Which means Life brings you surprises.
I'm sorry that I haven't written in a while. I simply haven't been inspired to write anything about anything pertinent to my subject matter or of any use to people who like me are still pursuing the VO dream. I've been running my own personal gauntlet and it's taken it's toll on me.
But I'm still here.
My parents have been married for over 40 years. They've had their ups and downs and a couple of times they almost threw in the towel, but in the end they stuck it out. I figured my marriage would be the same. We'd have our ups and downs, but as long as we remained committed to sticking together, we'd eventually find our way through. We'd come out the other side, perhaps a bit bruised and battered, but in the end, together.
I was wrong.
So I've been a single man again for about two weeks and so far it's been a quite a jarring experience. I haven't thought seriously about another woman for almost twenty years. Oh sure, I've had my random fantasies and flirtations.
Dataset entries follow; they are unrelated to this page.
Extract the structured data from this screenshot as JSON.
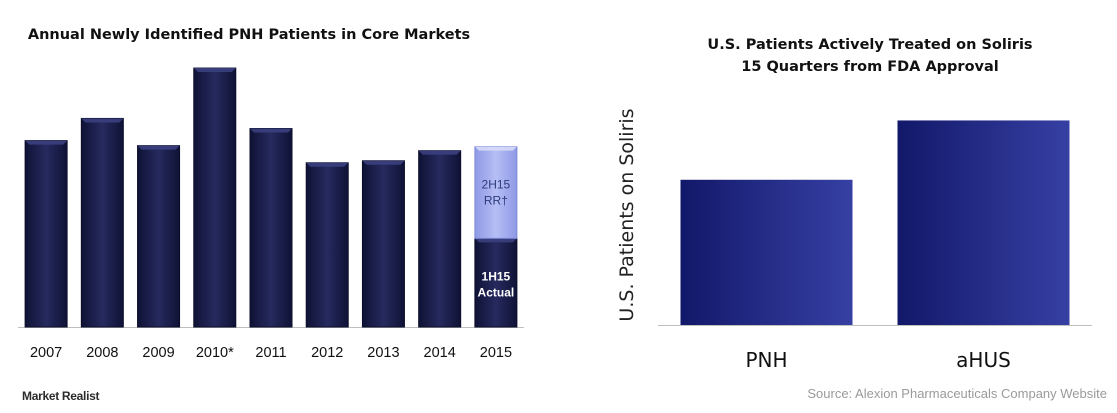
{
  "chart_data": [
    {
      "type": "bar",
      "title": "Annual Newly Identified PNH Patients in Core Markets",
      "categories": [
        "2007",
        "2008",
        "2009",
        "2010*",
        "2011",
        "2012",
        "2013",
        "2014",
        "2015"
      ],
      "series": [
        {
          "name": "1H15 Actual",
          "values": [
            185,
            207,
            180,
            257,
            197,
            163,
            165,
            175,
            88
          ]
        },
        {
          "name": "2H15 RR†",
          "values": [
            0,
            0,
            0,
            0,
            0,
            0,
            0,
            0,
            91
          ]
        }
      ],
      "stacked": true,
      "ylim": [
        0,
        265
      ],
      "y_ticks_shown": false,
      "grid": false,
      "legend": "none",
      "segment_labels": {
        "lower": [
          "1H15",
          "Actual"
        ],
        "upper": [
          "2H15",
          "RR†"
        ]
      },
      "colors": {
        "bar": "#1f2350",
        "upper": "#a7b0ee",
        "upper_text": "#2d3d7a"
      }
    },
    {
      "type": "bar",
      "title": "U.S. Patients Actively Treated on Soliris",
      "subtitle": "15 Quarters from FDA Approval",
      "categories": [
        "PNH",
        "aHUS"
      ],
      "values": [
        71,
        100
      ],
      "ylabel": "U.S. Patients on Soliris",
      "ylim": [
        0,
        110
      ],
      "y_ticks_shown": false,
      "grid": false,
      "legend": "none",
      "colors": {
        "dark": "#161c70",
        "light": "#313a9a"
      }
    }
  ],
  "footer": {
    "logo": "Market Realist",
    "source": "Source: Alexion Pharmaceuticals  Company Website"
  }
}
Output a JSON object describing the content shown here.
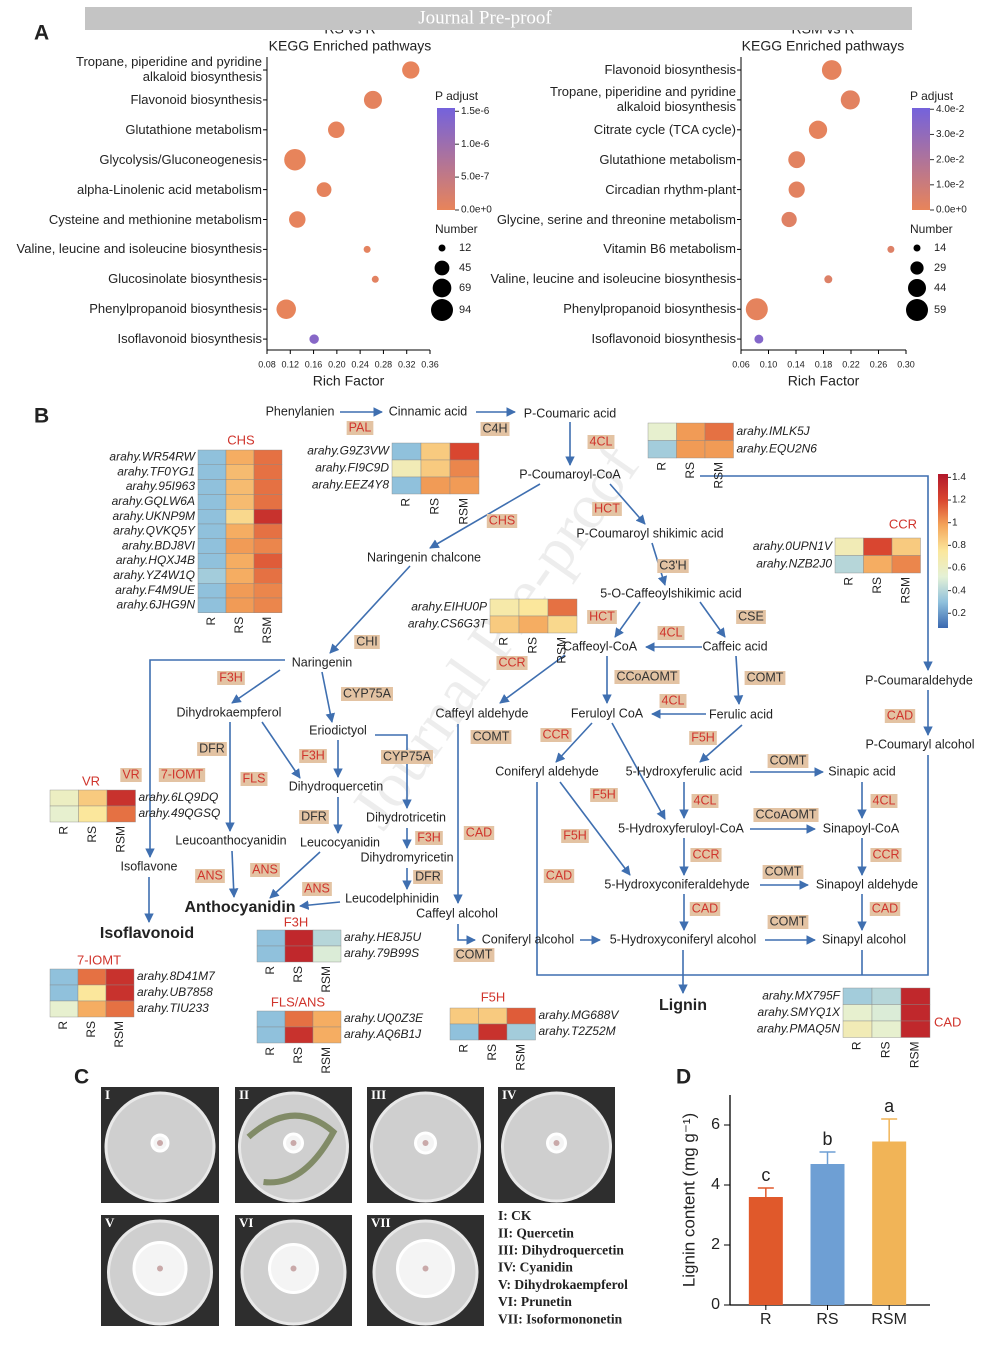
{
  "header": "Journal Pre-proof",
  "watermark": "Journal Pre-proof",
  "panels": [
    "A",
    "B",
    "C",
    "D"
  ],
  "chart_data": [
    {
      "type": "dot",
      "title": "RS vs R",
      "subtitle": "KEGG Enriched pathways",
      "categories": [
        "Tropane, piperidine and pyridine\nalkaloid biosynthesis",
        "Flavonoid biosynthesis",
        "Glutathione metabolism",
        "Glycolysis/Gluconeogenesis",
        "alpha-Linolenic acid metabolism",
        "Cysteine and methionine metabolism",
        "Valine, leucine and isoleucine biosynthesis",
        "Glucosinolate biosynthesis",
        "Phenylpropanoid biosynthesis",
        "Isoflavonoid biosynthesis"
      ],
      "values": [
        0.327,
        0.262,
        0.199,
        0.128,
        0.178,
        0.132,
        0.252,
        0.266,
        0.113,
        0.161
      ],
      "sizes": [
        60,
        65,
        55,
        90,
        45,
        55,
        12,
        12,
        75,
        20
      ],
      "padj": [
        2e-08,
        5e-08,
        3e-08,
        1e-08,
        4e-08,
        3e-08,
        6e-08,
        8e-08,
        1e-08,
        1.3e-06
      ],
      "xlim": [
        0.08,
        0.36
      ],
      "xticks": [
        0.08,
        0.12,
        0.16,
        {
          "value": 0.2,
          "label": "0.20"
        },
        0.24,
        0.28,
        0.32,
        0.36
      ],
      "x_label": "Rich Factor",
      "color_label": "P adjust",
      "clim": [
        0,
        1.55e-06
      ],
      "cticks": [
        {
          "value": 0,
          "label": "0.0e+0"
        },
        {
          "value": 5e-07,
          "label": "5.0e-7"
        },
        {
          "value": 1e-06,
          "label": "1.0e-6"
        },
        {
          "value": 1.5e-06,
          "label": "1.5e-6"
        }
      ],
      "colors": [
        "#e8845a",
        "#7462dc"
      ],
      "size_label": "Number",
      "size_legend": [
        12,
        45,
        69,
        94
      ]
    },
    {
      "type": "dot",
      "title": "RSM vs R",
      "subtitle": "KEGG Enriched pathways",
      "categories": [
        "Flavonoid biosynthesis",
        "Tropane, piperidine and pyridine\nalkaloid biosynthesis",
        "Citrate cycle (TCA cycle)",
        "Glutathione metabolism",
        "Circadian rhythm-plant",
        "Glycine, serine and threonine metabolism",
        "Vitamin B6 metabolism",
        "Valine, leucine and isoleucine biosynthesis",
        "Phenylpropanoid biosynthesis",
        "Isoflavonoid biosynthesis"
      ],
      "values": [
        0.192,
        0.219,
        0.172,
        0.141,
        0.141,
        0.13,
        0.278,
        0.187,
        0.083,
        0.086
      ],
      "sizes": [
        50,
        48,
        45,
        40,
        38,
        35,
        14,
        16,
        59,
        18
      ],
      "padj": [
        0.001,
        0.002,
        0.001,
        0.002,
        0.002,
        0.003,
        0.004,
        0.004,
        0.001,
        0.035
      ],
      "xlim": [
        0.06,
        0.3
      ],
      "xticks": [
        0.06,
        {
          "value": 0.1,
          "label": "0.10"
        },
        0.14,
        0.18,
        0.22,
        0.26,
        {
          "value": 0.3,
          "label": "0.30"
        }
      ],
      "x_label": "Rich Factor",
      "color_label": "P adjust",
      "clim": [
        0,
        0.0405
      ],
      "cticks": [
        {
          "value": 0,
          "label": "0.0e+0"
        },
        {
          "value": 0.01,
          "label": "1.0e-2"
        },
        {
          "value": 0.02,
          "label": "2.0e-2"
        },
        {
          "value": 0.03,
          "label": "3.0e-2"
        },
        {
          "value": 0.04,
          "label": "4.0e-2"
        }
      ],
      "colors": [
        "#e8845a",
        "#7462dc"
      ],
      "size_label": "Number",
      "size_legend": [
        14,
        29,
        44,
        59
      ]
    },
    {
      "type": "bar",
      "categories": [
        "R",
        "RS",
        "RSM"
      ],
      "values": [
        3.6,
        4.7,
        5.45
      ],
      "errors": [
        0.3,
        0.4,
        0.75
      ],
      "annotations": [
        "c",
        "b",
        "a"
      ],
      "colors": [
        "#e0592b",
        "#6e9fd4",
        "#f1b457"
      ],
      "ylim": [
        0,
        7
      ],
      "yticks": [
        0,
        2,
        4,
        6
      ],
      "y_label": "Lignin content (mg g⁻¹)"
    }
  ],
  "pathway": {
    "compounds": [
      "Phenylanien",
      "Cinnamic acid",
      "P-Coumaric acid",
      "P-Coumaroyl-CoA",
      "P-Coumaroyl shikimic acid",
      "Naringenin chalcone",
      "5-O-Caffeoylshikimic acid",
      "Caffeoyl-CoA",
      "Caffeic acid",
      "Naringenin",
      "P-Coumaraldehyde",
      "Dihydrokaempferol",
      "Caffeyl aldehyde",
      "Feruloyl CoA",
      "Ferulic acid",
      "P-Coumaryl alcohol",
      "Eriodictyol",
      "Coniferyl aldehyde",
      "5-Hydroxyferulic acid",
      "Sinapic acid",
      "Dihydroquercetin",
      "Dihydrotricetin",
      "5-Hydroxyferuloyl-CoA",
      "Sinapoyl-CoA",
      "Leucoanthocyanidin",
      "Leucocyanidin",
      "Dihydromyricetin",
      "Isoflavone",
      "5-Hydroxyconiferaldehyde",
      "Sinapoyl aldehyde",
      "Leucodelphinidin",
      "Anthocyanidin",
      "Caffeyl alcohol",
      "Isoflavonoid",
      "Coniferyl alcohol",
      "5-Hydroxyconiferyl alcohol",
      "Sinapyl alcohol",
      "Lignin"
    ],
    "enzymes": [
      {
        "label": "PAL",
        "color": "#d0342c"
      },
      {
        "label": "C4H",
        "color": "#333333"
      },
      {
        "label": "4CL",
        "color": "#d0342c"
      },
      {
        "label": "HCT",
        "color": "#d0342c"
      },
      {
        "label": "CHS",
        "color": "#d0342c"
      },
      {
        "label": "C3'H",
        "color": "#333333"
      },
      {
        "label": "HCT",
        "color": "#d0342c"
      },
      {
        "label": "CSE",
        "color": "#333333"
      },
      {
        "label": "4CL",
        "color": "#d0342c"
      },
      {
        "label": "CHI",
        "color": "#333333"
      },
      {
        "label": "CCR",
        "color": "#d0342c"
      },
      {
        "label": "F3H",
        "color": "#d0342c"
      },
      {
        "label": "CCoAOMT",
        "color": "#333333"
      },
      {
        "label": "COMT",
        "color": "#333333"
      },
      {
        "label": "CYP75A",
        "color": "#333333"
      },
      {
        "label": "4CL",
        "color": "#d0342c"
      },
      {
        "label": "CAD",
        "color": "#d0342c"
      },
      {
        "label": "F5H",
        "color": "#d0342c"
      },
      {
        "label": "COMT",
        "color": "#333333"
      },
      {
        "label": "CCR",
        "color": "#d0342c"
      },
      {
        "label": "DFR",
        "color": "#333333"
      },
      {
        "label": "F3H",
        "color": "#d0342c"
      },
      {
        "label": "CYP75A",
        "color": "#333333"
      },
      {
        "label": "COMT",
        "color": "#333333"
      },
      {
        "label": "VR",
        "color": "#d0342c"
      },
      {
        "label": "7-IOMT",
        "color": "#d0342c"
      },
      {
        "label": "FLS",
        "color": "#d0342c"
      },
      {
        "label": "F5H",
        "color": "#d0342c"
      },
      {
        "label": "4CL",
        "color": "#d0342c"
      },
      {
        "label": "CCoAOMT",
        "color": "#333333"
      },
      {
        "label": "4CL",
        "color": "#d0342c"
      },
      {
        "label": "DFR",
        "color": "#333333"
      },
      {
        "label": "CAD",
        "color": "#d0342c"
      },
      {
        "label": "F5H",
        "color": "#d0342c"
      },
      {
        "label": "F3H",
        "color": "#d0342c"
      },
      {
        "label": "CCR",
        "color": "#d0342c"
      },
      {
        "label": "CCR",
        "color": "#d0342c"
      },
      {
        "label": "ANS",
        "color": "#d0342c"
      },
      {
        "label": "ANS",
        "color": "#d0342c"
      },
      {
        "label": "COMT",
        "color": "#333333"
      },
      {
        "label": "CAD",
        "color": "#d0342c"
      },
      {
        "label": "DFR",
        "color": "#333333"
      },
      {
        "label": "ANS",
        "color": "#d0342c"
      },
      {
        "label": "CAD",
        "color": "#d0342c"
      },
      {
        "label": "COMT",
        "color": "#333333"
      },
      {
        "label": "CAD",
        "color": "#d0342c"
      },
      {
        "label": "COMT",
        "color": "#333333"
      }
    ],
    "heat_scale": {
      "clim": [
        0.07,
        1.43
      ],
      "ticks": [
        0.2,
        0.4,
        0.6,
        0.8,
        1,
        1.2,
        1.4
      ],
      "colors": [
        "#3a68b0",
        "#8fc0dc",
        "#e4f1d6",
        "#fbe79c",
        "#f4a55a",
        "#d9452f",
        "#b2182b"
      ]
    },
    "heatmaps": [
      {
        "title": "CHS",
        "genes": [
          "arahy.WR54RW",
          "arahy.TF0YG1",
          "arahy.95I963",
          "arahy.GQLW6A",
          "arahy.UKNP9M",
          "arahy.QVKQ5Y",
          "arahy.BDJ8VI",
          "arahy.HQXJ4B",
          "arahy.YZ4W1Q",
          "arahy.F4M9UE",
          "arahy.6JHG9N"
        ],
        "columns": [
          "R",
          "RS",
          "RSM"
        ],
        "values": [
          [
            0.3,
            0.95,
            1.1
          ],
          [
            0.3,
            0.9,
            1.1
          ],
          [
            0.3,
            0.9,
            1.1
          ],
          [
            0.3,
            0.9,
            1.1
          ],
          [
            0.3,
            0.8,
            1.3
          ],
          [
            0.3,
            0.95,
            1.1
          ],
          [
            0.3,
            1.0,
            1.05
          ],
          [
            0.3,
            0.95,
            1.15
          ],
          [
            0.35,
            0.95,
            1.1
          ],
          [
            0.3,
            1.0,
            1.05
          ],
          [
            0.3,
            1.0,
            1.05
          ]
        ]
      },
      {
        "genes": [
          "arahy.G9Z3VW",
          "arahy.FI9C9D",
          "arahy.EEZ4Y8"
        ],
        "columns": [
          "R",
          "RS",
          "RSM"
        ],
        "values": [
          [
            0.3,
            0.85,
            1.2
          ],
          [
            0.65,
            0.85,
            1.05
          ],
          [
            0.3,
            1.0,
            1.0
          ]
        ]
      },
      {
        "genes": [
          "arahy.IMLK5J",
          "arahy.EQU2N6"
        ],
        "columns": [
          "R",
          "RS",
          "RSM"
        ],
        "values": [
          [
            0.55,
            1.0,
            1.1
          ],
          [
            0.35,
            1.0,
            1.0
          ]
        ]
      },
      {
        "title": "CCR",
        "genes": [
          "arahy.0UPN1V",
          "arahy.NZB2J0"
        ],
        "columns": [
          "R",
          "RS",
          "RSM"
        ],
        "values": [
          [
            0.65,
            1.2,
            0.85
          ],
          [
            0.4,
            0.95,
            1.05
          ]
        ]
      },
      {
        "genes": [
          "arahy.EIHU0P",
          "arahy.CS6G3T"
        ],
        "columns": [
          "R",
          "RS",
          "RSM"
        ],
        "values": [
          [
            0.7,
            0.75,
            1.1
          ],
          [
            0.85,
            0.95,
            0.8
          ]
        ]
      },
      {
        "title": "VR",
        "genes": [
          "arahy.6LQ9DQ",
          "arahy.49QGSQ"
        ],
        "columns": [
          "R",
          "RS",
          "RSM"
        ],
        "values": [
          [
            0.6,
            0.85,
            1.3
          ],
          [
            0.55,
            0.75,
            1.1
          ]
        ]
      },
      {
        "title": "7-IOMT",
        "genes": [
          "arahy.8D41M7",
          "arahy.UB7858",
          "arahy.TIU233"
        ],
        "columns": [
          "R",
          "RS",
          "RSM"
        ],
        "values": [
          [
            0.3,
            1.1,
            1.3
          ],
          [
            0.3,
            0.75,
            1.3
          ],
          [
            0.55,
            0.95,
            1.1
          ]
        ]
      },
      {
        "title": "F3H",
        "genes": [
          "arahy.HE8J5U",
          "arahy.79B99S"
        ],
        "columns": [
          "R",
          "RS",
          "RSM"
        ],
        "values": [
          [
            0.3,
            1.35,
            0.4
          ],
          [
            0.3,
            1.35,
            0.5
          ]
        ]
      },
      {
        "title": "FLS/ANS",
        "genes": [
          "arahy.UQ0Z3E",
          "arahy.AQ6B1J"
        ],
        "columns": [
          "R",
          "RS",
          "RSM"
        ],
        "values": [
          [
            0.3,
            1.1,
            0.95
          ],
          [
            0.3,
            1.3,
            0.95
          ]
        ]
      },
      {
        "title": "F5H",
        "genes": [
          "arahy.MG688V",
          "arahy.T2Z52M"
        ],
        "columns": [
          "R",
          "RS",
          "RSM"
        ],
        "values": [
          [
            0.85,
            0.85,
            1.15
          ],
          [
            0.3,
            1.3,
            0.35
          ]
        ]
      },
      {
        "title": "CAD",
        "genes": [
          "arahy.MX795F",
          "arahy.SMYQ1X",
          "arahy.PMAQ5N"
        ],
        "columns": [
          "R",
          "RS",
          "RSM"
        ],
        "values": [
          [
            0.35,
            0.4,
            1.35
          ],
          [
            0.55,
            0.5,
            1.35
          ],
          [
            0.65,
            0.55,
            1.35
          ]
        ]
      }
    ]
  },
  "panel_c": {
    "plates": [
      "I",
      "II",
      "III",
      "IV",
      "V",
      "VI",
      "VII"
    ],
    "legend": [
      "I: CK",
      "II: Quercetin",
      "III: Dihydroquercetin",
      "IV: Cyanidin",
      "V: Dihydrokaempferol",
      "VI: Prunetin",
      "VII: Isoformononetin"
    ]
  }
}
Perhaps even a dalliance or two, but always from the perspective of the safely married man. From the perspective of a newly single, fat, middle-aged, graying, balding and in general falling swiftly into a state of advanced decrepitude man, it's completely different. Actually, it's friggin terrifying.
If suffering and life experience make one a better actor, I should be getting an Oscar shortly. I actually hope it's true so that once I get back in gear, I get to booking work like nobodies business.
I know it will get better. I just hope it gets better soon.
La vida te da sorpresas, sorpresas te da la vida, Ay Dios!